Ana

Nascida e criada em Lisboa em 1949, Ana gostava da cidade. Foi lá que fez o liceu, tirou o curso de Engenharia Agrónoma, fez o grupo de amigas que tem ainda hoje e onde viveu os seus amores e desamores.

A menina que cresceu na Lapa virou uma mulher altruísta e generosa. Sempre foi muito virada para os outros. Dedicou-se de coração às diferentes versões que a sua família foi tendo: teve três casamentos e criou sozinha os filhos mais velhos, o Vasco e a Inês, com a ajuda da sua mãe e do seu segundo marido, quando o pai deles foi embora. Sempre se fez à vida, tinha de ser.

Desistiu do mestrado para cuidar dos filhos, em especial do Rodrigo, que tem trissomia 21. Quando nasceu foi aterrorizador, mas mostrou-lhe que o amor não se mede em cromossomas e que nos braços de uma mãe cabem muitas causas, apesar de ser um dos seus maiores desgostos, é ainda hoje o que a agarra à vida. Procurou muitas vezes ajuda no estrangeiro para ele. Tem ainda no pai do Rodrigo um amigo e parceiro para a vida, embora o casamento não tivesse sobrevivido.

Está em paz de ter vivido sempre para os outros, mas por vezes foi extenuante. Teve muitas perdas e foi sempre forte, mas caramba, esgotou-se nas suas missões de vida. Trabalhou a vida toda no Ministério da Agricultura, mas reformou-se mais cedo para cuidar da mãe e acompanhar a doença do terceiro marido até enviuvar. Vive com esse desgosto no peito, mas com a certeza doce de que esteve sempre onde era preciso. É assim.

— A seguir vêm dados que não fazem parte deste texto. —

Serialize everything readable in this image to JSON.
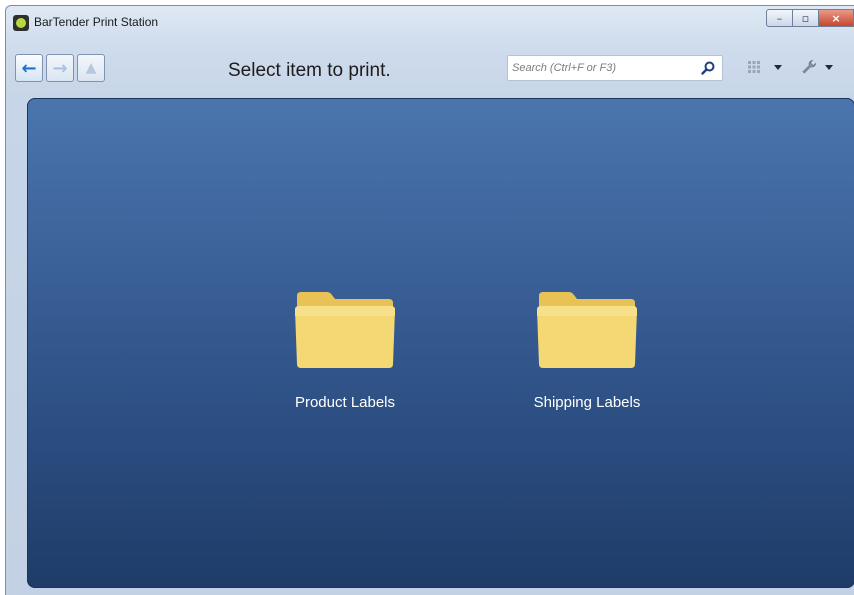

Mulher independente e ativa, adorava estar com os amigos, levar os filhos à praia quando eram pequenos e adorava conduzir. Era feliz ao volante. Do carro e da vida.

Sempre lhe irritaram os lugares-comuns. Talvez seja por isso que também lhe irritam os provérbios, aos quais respondia sempre “mais vale ser rico e bonito do que feio e pobre”, já que era para constatar o óbvio. Mas agora vê beleza na banalidade e consegue prender-se a admirar as folhas de uma árvore a abanar com o vento e ainda se espanta com o tamanho dos prédios lisboetas.

O seu investimento deu frutos: tem filhos, netos e amigos dedicados. Todos se unem na comovente ligação de gratidão e retorno para com a matriarca. Cuidou de todos a vida toda, agora é cuidada.  

A história da Ana é vivida numa linha de tempo diferente, agora, com a triste alegria de saber que enquanto a memória dos seus existir, a sua viverá.